When a project fails – part 1

It is so true that you learn ten times more from your failures than successes, and I have had the experience of being involved in two big projects that fell flat.

The first one was for a luxury yacht builder. Everything was looking good on paper, the company had a few of their 60ft yachts on the water and had a new 50ft design. They had secured funding for the tooling production, and the first three boats had already been sold. I was doing contract work on an iron ore mine in Sierra Leone at the time, and one day after I arrived back I got stuck in to the plug design.

The boat was to fit together in a modular fashion, with a substantial amount of the fit-out done prior to the modules being dropped in. However, when the tooling design was shown to me I completely disagreed with it. But here I was working with people who had far more knowledge and experience in this sort of thing than me, so I told myself to trust them. I got stuck into the project, giving it 100%. Starting with the plug designs of the hull, coach roof, saloon etc. As the months passed by my sense that this approach was not the way to go continued to grow, as the project fell further and further behind. Additional funding was secured and a new timeline worked out for the completion of the tooling. Once again we fell behind..

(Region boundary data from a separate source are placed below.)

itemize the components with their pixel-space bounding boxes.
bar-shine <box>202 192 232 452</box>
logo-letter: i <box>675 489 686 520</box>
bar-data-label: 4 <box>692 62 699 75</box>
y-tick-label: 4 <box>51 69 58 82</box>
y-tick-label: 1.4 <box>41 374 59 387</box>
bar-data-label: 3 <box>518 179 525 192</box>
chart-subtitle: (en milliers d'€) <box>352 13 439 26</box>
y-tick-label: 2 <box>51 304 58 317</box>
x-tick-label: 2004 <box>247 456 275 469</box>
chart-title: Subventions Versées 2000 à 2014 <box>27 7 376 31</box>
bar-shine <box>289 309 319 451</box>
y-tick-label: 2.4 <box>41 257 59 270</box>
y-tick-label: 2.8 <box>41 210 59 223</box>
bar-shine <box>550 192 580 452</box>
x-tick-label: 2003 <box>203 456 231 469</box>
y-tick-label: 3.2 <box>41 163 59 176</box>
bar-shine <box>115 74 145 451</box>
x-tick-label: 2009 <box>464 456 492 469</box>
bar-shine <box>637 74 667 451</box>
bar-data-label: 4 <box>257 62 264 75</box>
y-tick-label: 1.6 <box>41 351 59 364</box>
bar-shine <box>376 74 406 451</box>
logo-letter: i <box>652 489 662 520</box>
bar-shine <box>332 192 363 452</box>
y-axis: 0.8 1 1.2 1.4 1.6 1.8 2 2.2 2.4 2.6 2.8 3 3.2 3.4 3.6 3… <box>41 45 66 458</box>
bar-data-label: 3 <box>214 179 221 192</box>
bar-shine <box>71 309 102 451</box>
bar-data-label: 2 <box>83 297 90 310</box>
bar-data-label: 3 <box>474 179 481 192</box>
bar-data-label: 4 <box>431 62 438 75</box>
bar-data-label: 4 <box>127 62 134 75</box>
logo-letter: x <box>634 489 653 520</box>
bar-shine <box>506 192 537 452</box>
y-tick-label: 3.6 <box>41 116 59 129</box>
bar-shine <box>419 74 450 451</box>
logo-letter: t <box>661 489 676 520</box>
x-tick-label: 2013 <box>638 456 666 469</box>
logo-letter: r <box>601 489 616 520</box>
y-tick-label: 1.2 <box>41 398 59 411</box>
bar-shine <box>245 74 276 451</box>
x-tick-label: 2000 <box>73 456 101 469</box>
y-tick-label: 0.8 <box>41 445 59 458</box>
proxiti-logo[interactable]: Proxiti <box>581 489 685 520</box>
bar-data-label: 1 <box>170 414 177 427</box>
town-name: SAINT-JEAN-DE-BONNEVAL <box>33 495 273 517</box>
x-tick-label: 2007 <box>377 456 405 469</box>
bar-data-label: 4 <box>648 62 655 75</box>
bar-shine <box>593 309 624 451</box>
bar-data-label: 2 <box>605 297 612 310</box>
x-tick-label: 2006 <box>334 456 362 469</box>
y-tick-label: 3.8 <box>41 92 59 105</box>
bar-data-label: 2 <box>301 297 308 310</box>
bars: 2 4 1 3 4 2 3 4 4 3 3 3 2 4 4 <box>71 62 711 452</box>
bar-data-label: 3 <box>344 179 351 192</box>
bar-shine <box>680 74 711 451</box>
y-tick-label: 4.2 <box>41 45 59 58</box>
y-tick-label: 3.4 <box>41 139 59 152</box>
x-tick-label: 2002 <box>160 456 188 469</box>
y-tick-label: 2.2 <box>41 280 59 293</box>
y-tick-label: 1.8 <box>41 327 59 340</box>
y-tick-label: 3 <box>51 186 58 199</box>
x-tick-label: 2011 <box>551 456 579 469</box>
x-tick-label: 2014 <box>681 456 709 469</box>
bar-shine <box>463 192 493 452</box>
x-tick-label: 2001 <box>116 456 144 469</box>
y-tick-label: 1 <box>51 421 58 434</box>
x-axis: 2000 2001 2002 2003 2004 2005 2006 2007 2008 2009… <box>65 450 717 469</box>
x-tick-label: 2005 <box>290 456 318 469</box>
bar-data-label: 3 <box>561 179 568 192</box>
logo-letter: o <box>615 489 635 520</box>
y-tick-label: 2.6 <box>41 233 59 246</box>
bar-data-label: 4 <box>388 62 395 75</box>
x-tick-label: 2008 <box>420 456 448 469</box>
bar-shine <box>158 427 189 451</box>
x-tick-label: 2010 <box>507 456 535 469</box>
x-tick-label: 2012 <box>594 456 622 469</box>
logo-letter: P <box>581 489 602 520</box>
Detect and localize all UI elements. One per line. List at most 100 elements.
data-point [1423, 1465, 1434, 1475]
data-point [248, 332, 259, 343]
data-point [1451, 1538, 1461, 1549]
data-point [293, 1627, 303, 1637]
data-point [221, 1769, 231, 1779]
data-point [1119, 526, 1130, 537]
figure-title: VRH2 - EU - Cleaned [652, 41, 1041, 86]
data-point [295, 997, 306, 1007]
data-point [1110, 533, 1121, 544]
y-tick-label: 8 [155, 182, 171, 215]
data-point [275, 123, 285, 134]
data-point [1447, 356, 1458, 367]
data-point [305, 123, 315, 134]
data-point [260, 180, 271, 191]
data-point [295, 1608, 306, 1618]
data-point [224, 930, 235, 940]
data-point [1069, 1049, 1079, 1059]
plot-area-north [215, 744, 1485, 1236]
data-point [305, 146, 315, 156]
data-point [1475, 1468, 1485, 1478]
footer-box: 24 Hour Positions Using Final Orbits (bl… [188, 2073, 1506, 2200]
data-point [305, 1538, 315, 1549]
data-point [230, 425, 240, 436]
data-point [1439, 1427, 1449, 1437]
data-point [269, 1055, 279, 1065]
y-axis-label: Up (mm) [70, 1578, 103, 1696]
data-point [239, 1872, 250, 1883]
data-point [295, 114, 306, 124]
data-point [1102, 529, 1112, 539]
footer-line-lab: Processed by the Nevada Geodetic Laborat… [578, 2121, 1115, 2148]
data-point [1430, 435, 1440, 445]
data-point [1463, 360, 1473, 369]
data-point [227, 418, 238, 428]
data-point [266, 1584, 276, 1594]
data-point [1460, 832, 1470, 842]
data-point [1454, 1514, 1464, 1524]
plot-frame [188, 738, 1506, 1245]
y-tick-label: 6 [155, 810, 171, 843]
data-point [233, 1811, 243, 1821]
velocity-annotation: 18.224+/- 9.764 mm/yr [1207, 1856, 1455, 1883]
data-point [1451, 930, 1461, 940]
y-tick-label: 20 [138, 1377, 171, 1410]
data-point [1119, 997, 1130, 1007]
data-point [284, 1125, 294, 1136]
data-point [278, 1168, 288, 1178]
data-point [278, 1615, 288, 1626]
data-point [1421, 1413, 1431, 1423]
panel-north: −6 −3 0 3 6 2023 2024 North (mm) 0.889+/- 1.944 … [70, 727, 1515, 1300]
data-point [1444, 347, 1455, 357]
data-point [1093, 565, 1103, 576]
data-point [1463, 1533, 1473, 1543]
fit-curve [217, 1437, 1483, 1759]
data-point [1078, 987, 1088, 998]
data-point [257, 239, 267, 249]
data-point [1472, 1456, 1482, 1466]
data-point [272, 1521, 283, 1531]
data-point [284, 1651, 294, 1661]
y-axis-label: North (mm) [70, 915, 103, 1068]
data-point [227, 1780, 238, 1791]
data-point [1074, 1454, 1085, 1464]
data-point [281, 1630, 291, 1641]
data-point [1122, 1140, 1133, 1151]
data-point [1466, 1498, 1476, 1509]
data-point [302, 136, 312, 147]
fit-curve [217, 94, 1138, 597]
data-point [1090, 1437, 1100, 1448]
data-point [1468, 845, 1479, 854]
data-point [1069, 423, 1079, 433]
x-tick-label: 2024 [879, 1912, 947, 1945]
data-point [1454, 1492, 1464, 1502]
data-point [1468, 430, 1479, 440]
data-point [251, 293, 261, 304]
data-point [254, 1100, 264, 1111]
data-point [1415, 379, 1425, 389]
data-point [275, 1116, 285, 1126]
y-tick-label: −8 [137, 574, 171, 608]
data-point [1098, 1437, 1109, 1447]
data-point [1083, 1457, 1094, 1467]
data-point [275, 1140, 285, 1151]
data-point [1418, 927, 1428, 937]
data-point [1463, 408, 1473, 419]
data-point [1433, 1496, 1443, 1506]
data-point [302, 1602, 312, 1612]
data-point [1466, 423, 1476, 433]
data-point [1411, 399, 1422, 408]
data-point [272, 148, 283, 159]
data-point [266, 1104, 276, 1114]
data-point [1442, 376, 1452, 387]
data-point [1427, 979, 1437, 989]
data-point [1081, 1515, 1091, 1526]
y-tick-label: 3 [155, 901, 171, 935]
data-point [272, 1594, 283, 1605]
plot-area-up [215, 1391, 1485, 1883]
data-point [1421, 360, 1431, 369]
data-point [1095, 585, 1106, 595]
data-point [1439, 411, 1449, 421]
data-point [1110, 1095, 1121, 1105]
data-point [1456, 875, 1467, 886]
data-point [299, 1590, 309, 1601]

The conclusion for me was that after two years of putting everything I had into this job I resigned. By that stage hull#1 was in the moulds after being vacuum infused and a project timeline was in place for the launch. While I was convinced that this project would fail I was the only one who voiced any concerns, and I walked away with a very uneasy feeling. Long story sort, eight months later the company went into liquidation and the court case was being heard just before Covid 19 struck our country.

So while my feelings towards the project were vindicated, it was a terrible thing to have happened to the investor, and the clients who had by that stage already paid in full for their boats. As well as a terrible situation for the South African boatbuilding industry as a whole.

So what did i learn? To trust my instincts, to speak up more in future. And that there are times when I need to be harder, draw a line in the sand and stick to it, even when others try to talk me out of it perhaps.